“I don’t think things are getting worse, I think they are getting uncovered.” —adrienne maree brown, Pleasure Activism
“None of us knows enough, but we can’t let that stop us.” —Ruth King, Mindful of Race
I pick up a book called The Crying Book because reviewers praised it and I tend to appreciate prose written by poets. I don’t know what I expected but I find myself in a foreign land, one where author Heather Christie cries with abandon, cries early, cries often. She weeps into her fascination with crying, her own tears, others’. Christie embraces the act of crying, even as she explores grief over a friends’ suicide and postpartum depression. I feel as if I am a traveler in need of directions but don’t speak the local language.
I rarely cry. I am trying to get better about that. But still. I cannot imagine gleefully sequestering myself to sob in the bathroom, as Christie does at one point. Although I discover when simply telling my partner about the scene in The Cider House Rules, when Michael Caine, giving a roomful of boys his nightly farewell, says, “Goodnight, you Princes of Maine, you Kings of New England,” that I instantly choke up. It’s such a lovely thing to say to orphans.
I open up the news and discover that the pressures of systemic racism and white supremacy have once again exploded, like tectonic plates, pushing, pushing, grinding, pushing, until they slip and the world shakes. For a time. It occurs to me that white supremacy probably prices in these little earthquakes, that they are the cost of sustaining oppression and consolidating power. Let the people have their tantrum. It even helps emulsify white racial resentment. And seemingly puts no cracks in the structures of wealth and power.
I’m simultaneously reading The Sun Also Rises by Ernest Hemingway. I wrote a dissertation chapter on this book. I have long defended it for it’s depiction of generational war trauma. But this time I don’t see the trauma, I see a bunch of white men behaving like tools. I cringe at forgotten, unnecessary uses of the word “nigger.” I am in no mood to apologize for Hemingway right now; I have no interest in talking about literature in historical “context.” I put “Sun” away.
The quake officially comes from the choking murder of a black man by police, George Floyd of Minneapolis. But George Floyd’s death comes upon the murder of Breonna Taylor, shot and killed in her bed by police acting under a “no knock” warrant. And the weaponization of white womanhood in Central Park against a black man simply trying to birdwatch in peace. And the unprosecuted murder of Ahmaud Arbury, a black runner, chased and gunned down by two white men. These are the baldest of facts.
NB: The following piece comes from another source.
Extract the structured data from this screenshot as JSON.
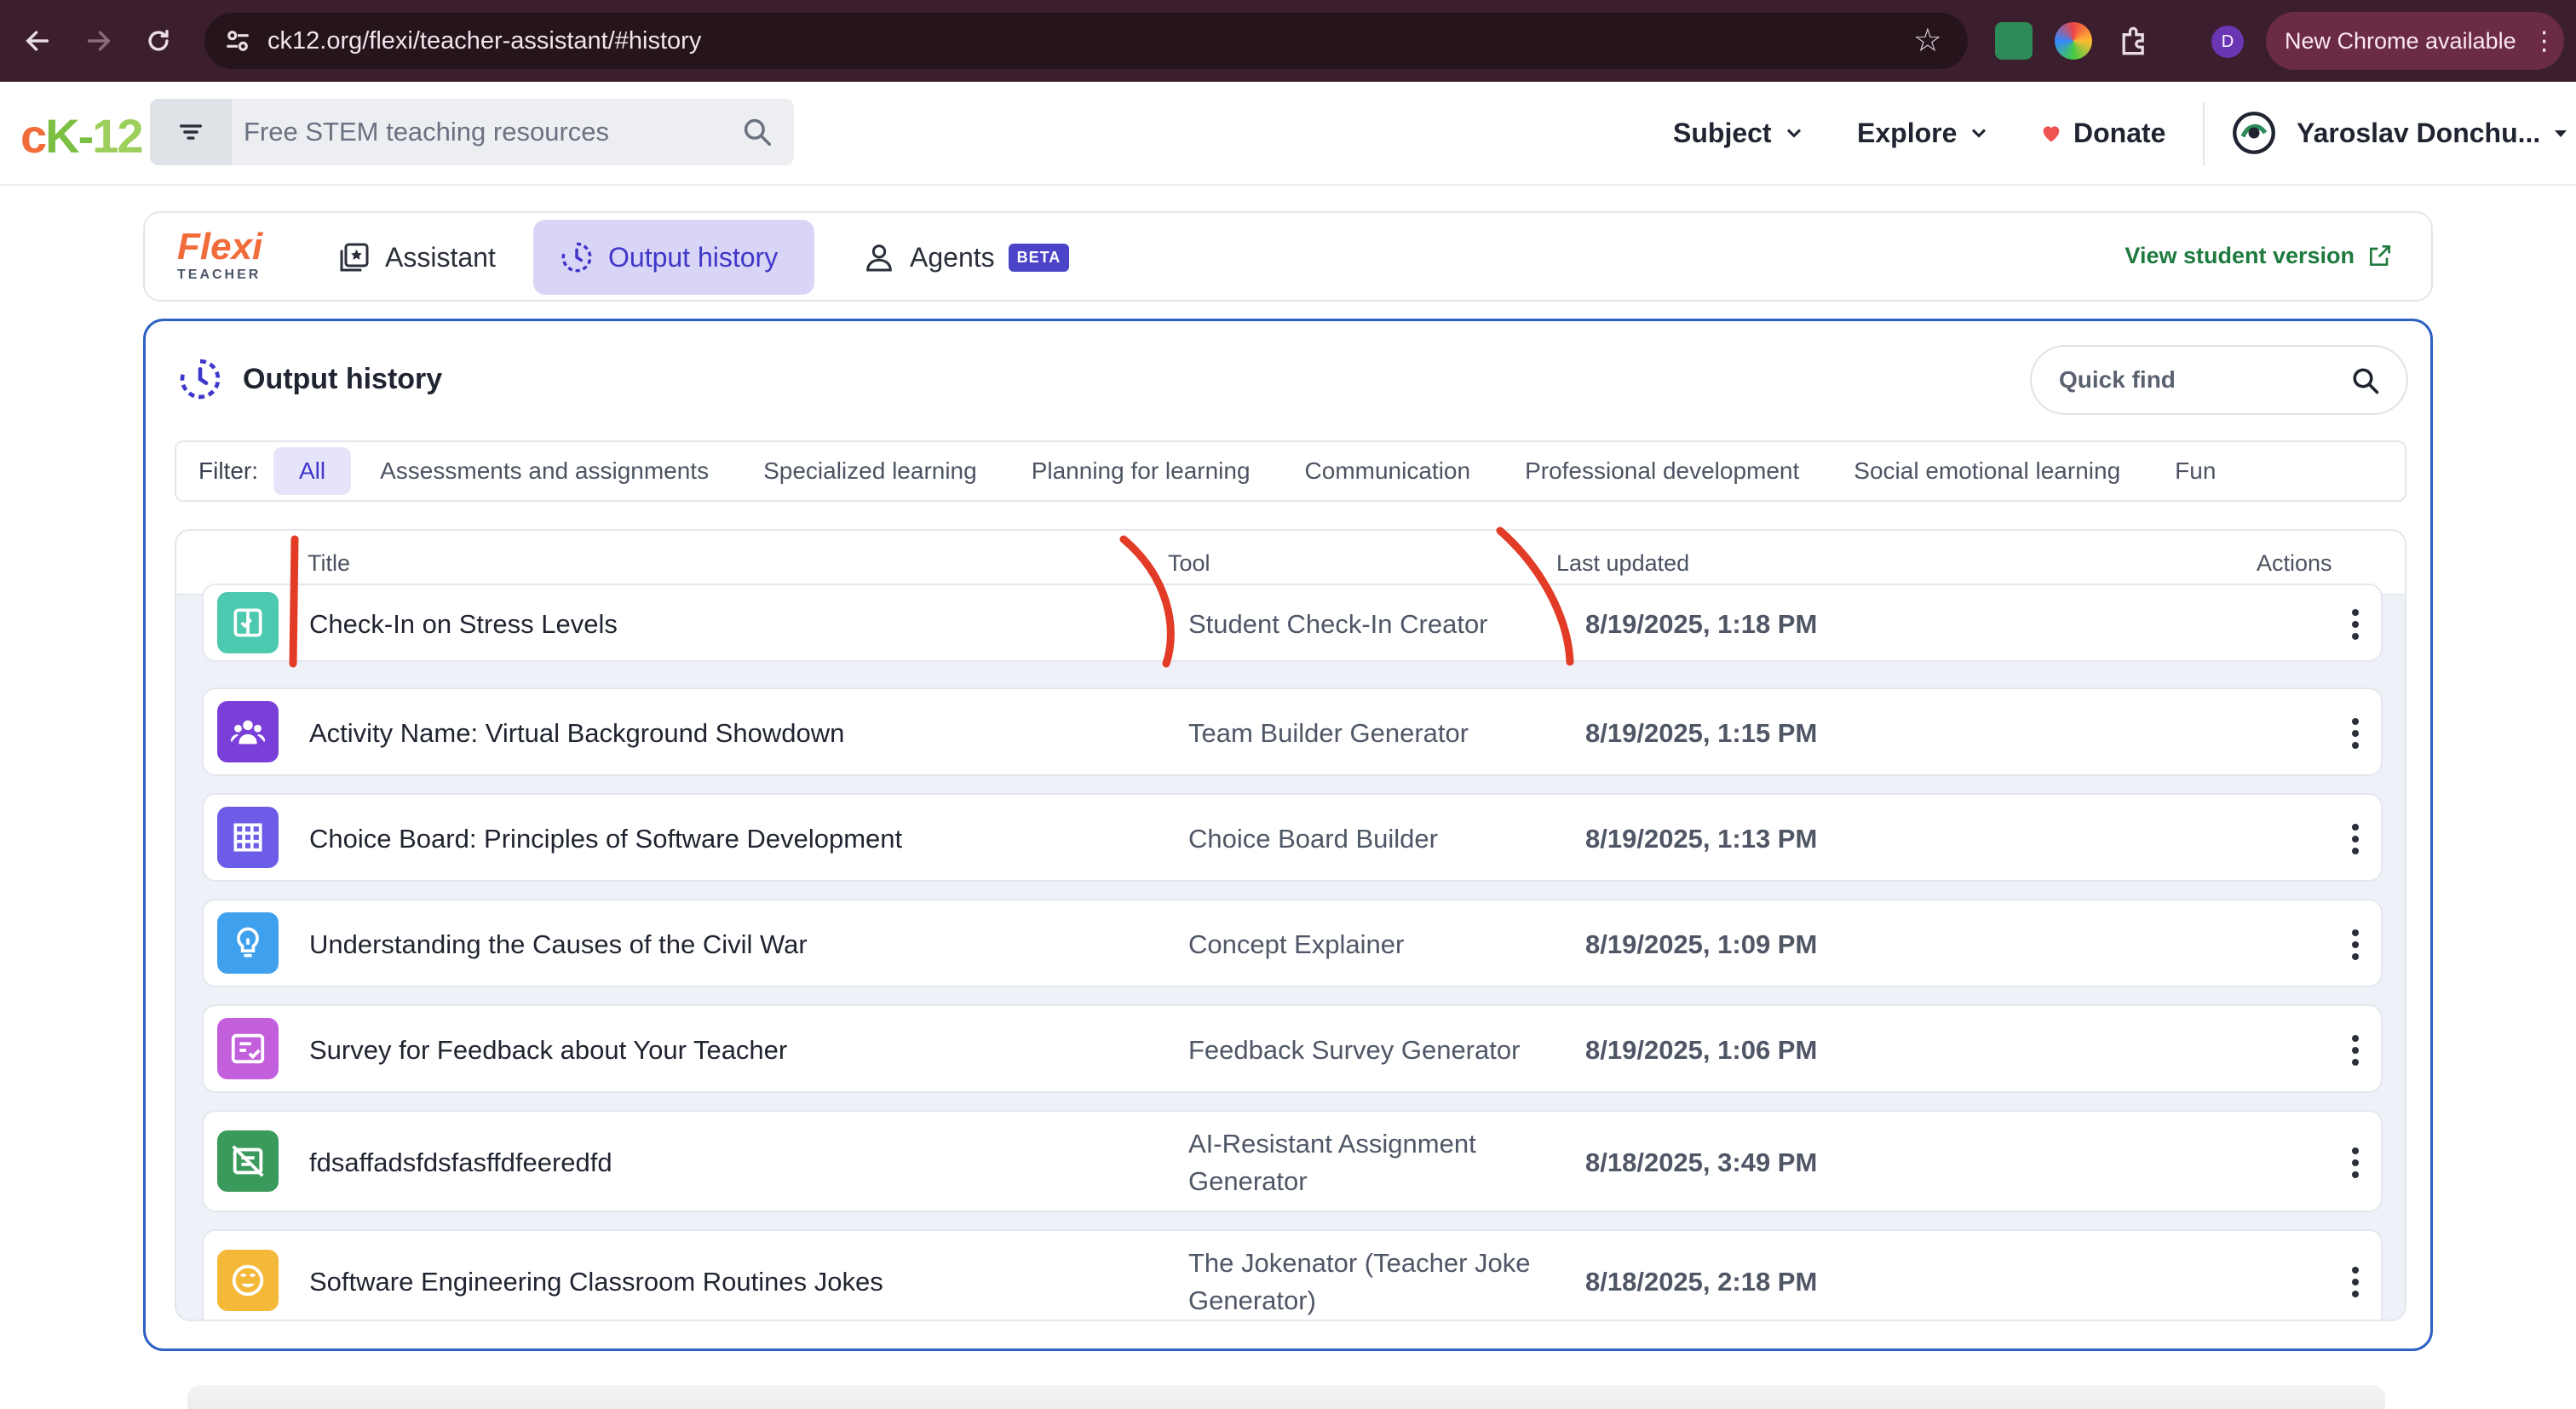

I do not cry. I do not rage. Instead I feel weary, swampy, bone-sucking, soul-drenching fatigue. I realize my tense jaw, relax it. It returns to clenching, like a person slipping home to her abuser. My shoulders throb, a nest of tension. But I do not cry.
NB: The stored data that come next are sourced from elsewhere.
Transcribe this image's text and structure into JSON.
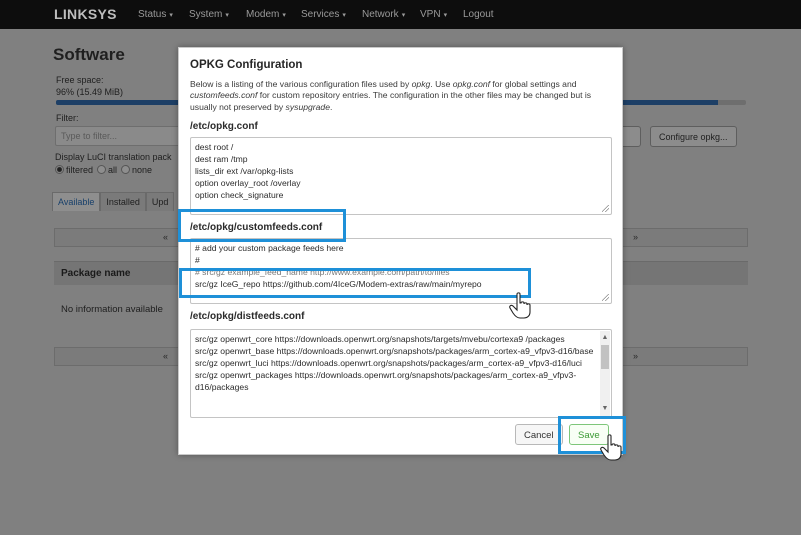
{
  "navbar": {
    "brand": "LINKSYS",
    "items": [
      {
        "label": "Status",
        "caret": "▾"
      },
      {
        "label": "System",
        "caret": "▾"
      },
      {
        "label": "Modem",
        "caret": "▾"
      },
      {
        "label": "Services",
        "caret": "▾"
      },
      {
        "label": "Network",
        "caret": "▾"
      },
      {
        "label": "VPN",
        "caret": "▾"
      },
      {
        "label": "Logout",
        "caret": ""
      }
    ]
  },
  "page": {
    "title": "Software",
    "free_space_label": "Free space:",
    "free_space_value": "96% (15.49 MiB)",
    "free_space_percent": 96,
    "filter_label": "Filter:",
    "filter_placeholder": "Type to filter...",
    "configure_button": "Configure opkg...",
    "display_label": "Display LuCI translation pack",
    "radio_options": [
      "filtered",
      "all",
      "none"
    ],
    "tabs": [
      "Available",
      "Installed",
      "Upd"
    ],
    "pager_prev": "«",
    "pager_next": "»",
    "package_name_header": "Package name",
    "no_info": "No information available"
  },
  "modal": {
    "title": "OPKG Configuration",
    "description": {
      "p1": "Below is a listing of the various configuration files used by ",
      "i1": "opkg",
      "p2": ". Use ",
      "i2": "opkg.conf",
      "p3": " for global settings and ",
      "i3": "customfeeds.conf",
      "p4": " for custom repository entries. The configuration in the other files may be changed but is usually not preserved by ",
      "i4": "sysupgrade",
      "p5": "."
    },
    "sections": [
      {
        "heading": "/etc/opkg.conf",
        "lines": [
          "dest root /",
          "dest ram /tmp",
          "lists_dir ext /var/opkg-lists",
          "option overlay_root /overlay",
          "option check_signature"
        ]
      },
      {
        "heading": "/etc/opkg/customfeeds.conf",
        "lines": [
          "# add your custom package feeds here",
          "#",
          "# src/gz example_feed_name http://www.example.com/path/to/files",
          "src/gz IceG_repo https://github.com/4IceG/Modem-extras/raw/main/myrepo"
        ]
      },
      {
        "heading": "/etc/opkg/distfeeds.conf",
        "lines": [
          "src/gz openwrt_core https://downloads.openwrt.org/snapshots/targets/mvebu/cortexa9 /packages",
          "src/gz openwrt_base https://downloads.openwrt.org/snapshots/packages/arm_cortex-a9_vfpv3-d16/base",
          "src/gz openwrt_luci https://downloads.openwrt.org/snapshots/packages/arm_cortex-a9_vfpv3-d16/luci",
          "src/gz openwrt_packages https://downloads.openwrt.org/snapshots/packages/arm_cortex-a9_vfpv3-d16/packages"
        ]
      }
    ],
    "cancel_label": "Cancel",
    "save_label": "Save"
  },
  "colors": {
    "highlight": "#1e90d8",
    "save_green": "#3a9a34",
    "navbar_bg": "#0d0d0d"
  }
}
I feel powerless, helpless. And this, too, is a feature, not a bug, of white supremacy. Octavia Butler floats in my head, a writer who would have no patience with paralysis, no truck with apathy. In the “Earthseed” trilogy, the titular religion builds on the premise that “God is change.” The only constant is change. Change, which is to say God, will bite you in ass all the time. But a proponent of Earthseed can work to “shape change” and in so doing “shape God.”
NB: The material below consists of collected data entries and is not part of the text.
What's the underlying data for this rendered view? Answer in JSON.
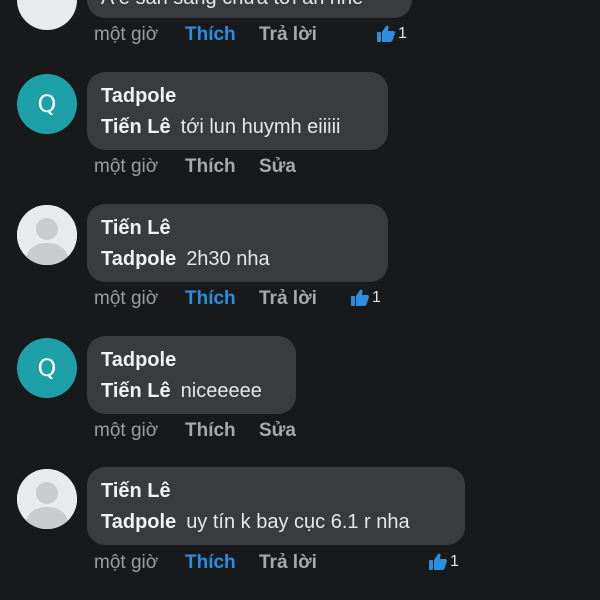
{
  "top_partial": {
    "text": "A ê sẵn sàng chưa tới ăn nhé",
    "time": "một giờ",
    "like_label": "Thích",
    "reply_label": "Trả lời",
    "reaction_count": "1"
  },
  "comments": [
    {
      "avatar": "Q",
      "author": "Tadpole",
      "mention": "Tiến Lê",
      "text": "tới lun huymh eiiiii",
      "time": "một giờ",
      "like_label": "Thích",
      "second_action": "Sửa"
    },
    {
      "avatar": "",
      "author": "Tiến Lê",
      "mention": "Tadpole",
      "text": "2h30 nha",
      "time": "một giờ",
      "like_label": "Thích",
      "second_action": "Trả lời",
      "reaction_count": "1"
    },
    {
      "avatar": "Q",
      "author": "Tadpole",
      "mention": "Tiến Lê",
      "text": "niceeeee",
      "time": "một giờ",
      "like_label": "Thích",
      "second_action": "Sửa"
    },
    {
      "avatar": "",
      "author": "Tiến Lê",
      "mention": "Tadpole",
      "text": "uy tín k bay cục 6.1 r nha",
      "time": "một giờ",
      "like_label": "Thích",
      "second_action": "Trả lời",
      "reaction_count": "1"
    }
  ],
  "colors": {
    "background": "#18191a",
    "bubble": "#3a3b3c",
    "like_active": "#2d8ee0",
    "avatar_q": "#1ea0a8"
  }
}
I also turn to Ta-Nehisi Coates, whose memoir Between the World and Me urges his teenage son to awaken from what Coates calls “the Dream” of whiteness. He writes, “Perhaps struggle is all we have because the god of history is an atheist, and nothing about this world is meant to be. So you must wake up every morning knowing that no promise is unbreakable, least of all the promise of waking up at all. This is not despair. These are the preferences of the universe itself: verbs over nouns, actions over states, struggle over hope.”
“All that you touch you Change. All that you Change, Changes you.” Butler enjoins us to action, on purely practical terms, because Change will happen, regardless of one’s weariness or despair. Coates does not write for me, but he still speaks Truth. Verbs over nouns. Actions over states. Struggle over hope.
At the same time, mindfulness teacher Ruth King calls all us to the act of stillness, of sitting with racial distress. She urges us to remember that “nothing in life is personal, permanent, or perfect,” although I find it difficult to accept those words right now. She writes, “don’t be afraid of getting your heart broken. Do your work, say your prayers, then do your best. Grieve, rest, keep hate at bay, and join with others for refuge. Don’t get too far ahead now! This moment is enough to digest. Sit, breathe, open.” For King, sitting is a verb, another way to Change and be Changed.
I do not know what else to say. It feels as if all the words have been said before, are being said again now. I believe in the power of saying his name, saying her name, even as the list gets longer and longer. And longer. It feels strange to speak, when I know voices like mine get amplified inequitably. It feels unconscionable to stay silent, even when words fail, gasp to the ground, and flicker out.
I feel tears welling up in my heart, but I do not cry. The world does not need one more white woman’s tears. It needs all of us to shape Change.